D’autant plus qu’"il y a un certain nombre de bavures qui n’ont pas été élucidées, appuie-t-il. Il y a l’affaire du commissariat de Thiaroye, le jeune Sarr, qui a été, d’après sa famille, torturé. Jusqu’à ce jour, il n’y a pas eu de procès. Il y a le jeune commerçant Diop à la Médina. Nous ne sommes pas au courant d’une procédure à ce sujet, (alors qu’il) est décédé des faits d’une action de police. Il y a évidemment d’autres actions que nous avons répertoriées, documentées. Et, au-delà, il y a des affaires qui ont connu des épilogues. Je veux parler des affaires Bassirou Faye, Domingo Lopy à Kaolack. Kécouta Sibidé à Tamba et d’autres que nous avons suivies dont la plus récente, à Fatick, (concernant) les policiers qui ont été condamnés à la suite de la mort d’un jakartaman, il n’y a même pas dix jours.

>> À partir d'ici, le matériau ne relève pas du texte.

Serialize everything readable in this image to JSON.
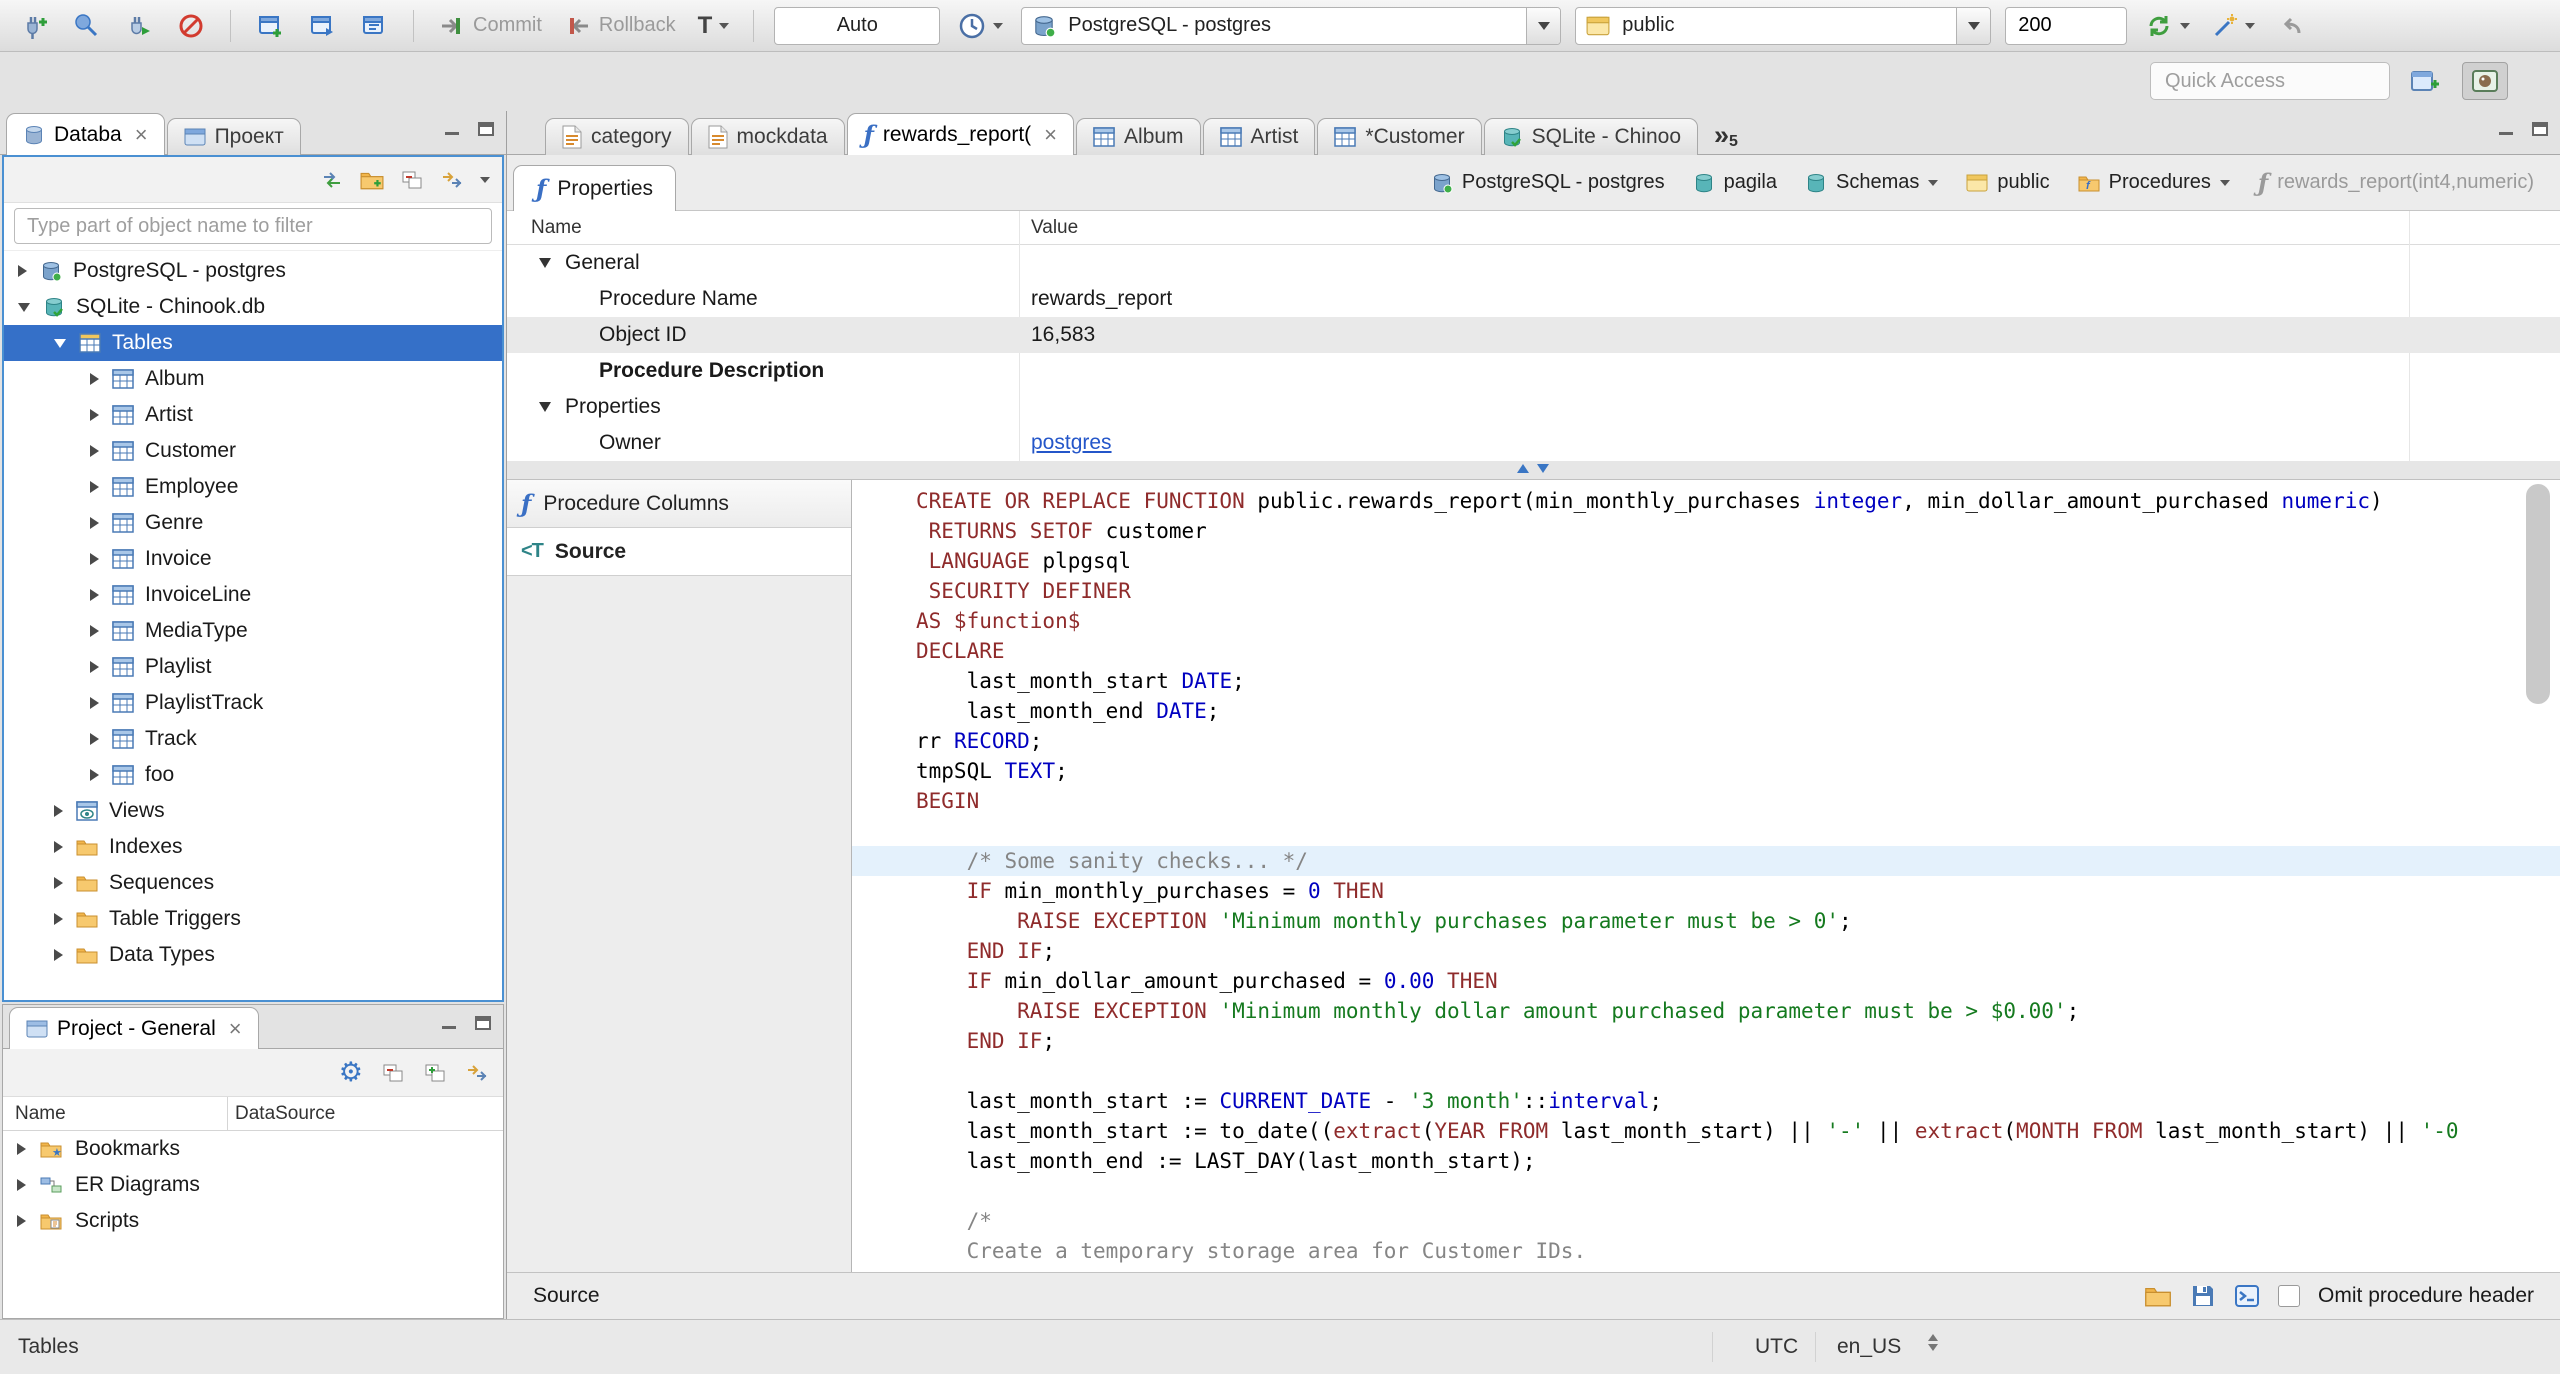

Donc, on ne peut pas occulter ces cas."

L’avocat est catégorique : "la police est indispensable mais il est important, quand des dérapages sont constatés, qu’on sente, de façon vigoureuse, l’action corrective au plus haut niveau." Pour l’heure, déplore-t-il, "on ne sent pas toujours, l’action corrective en dehors des affectations et des suspensions qui sont des sanctions administratives".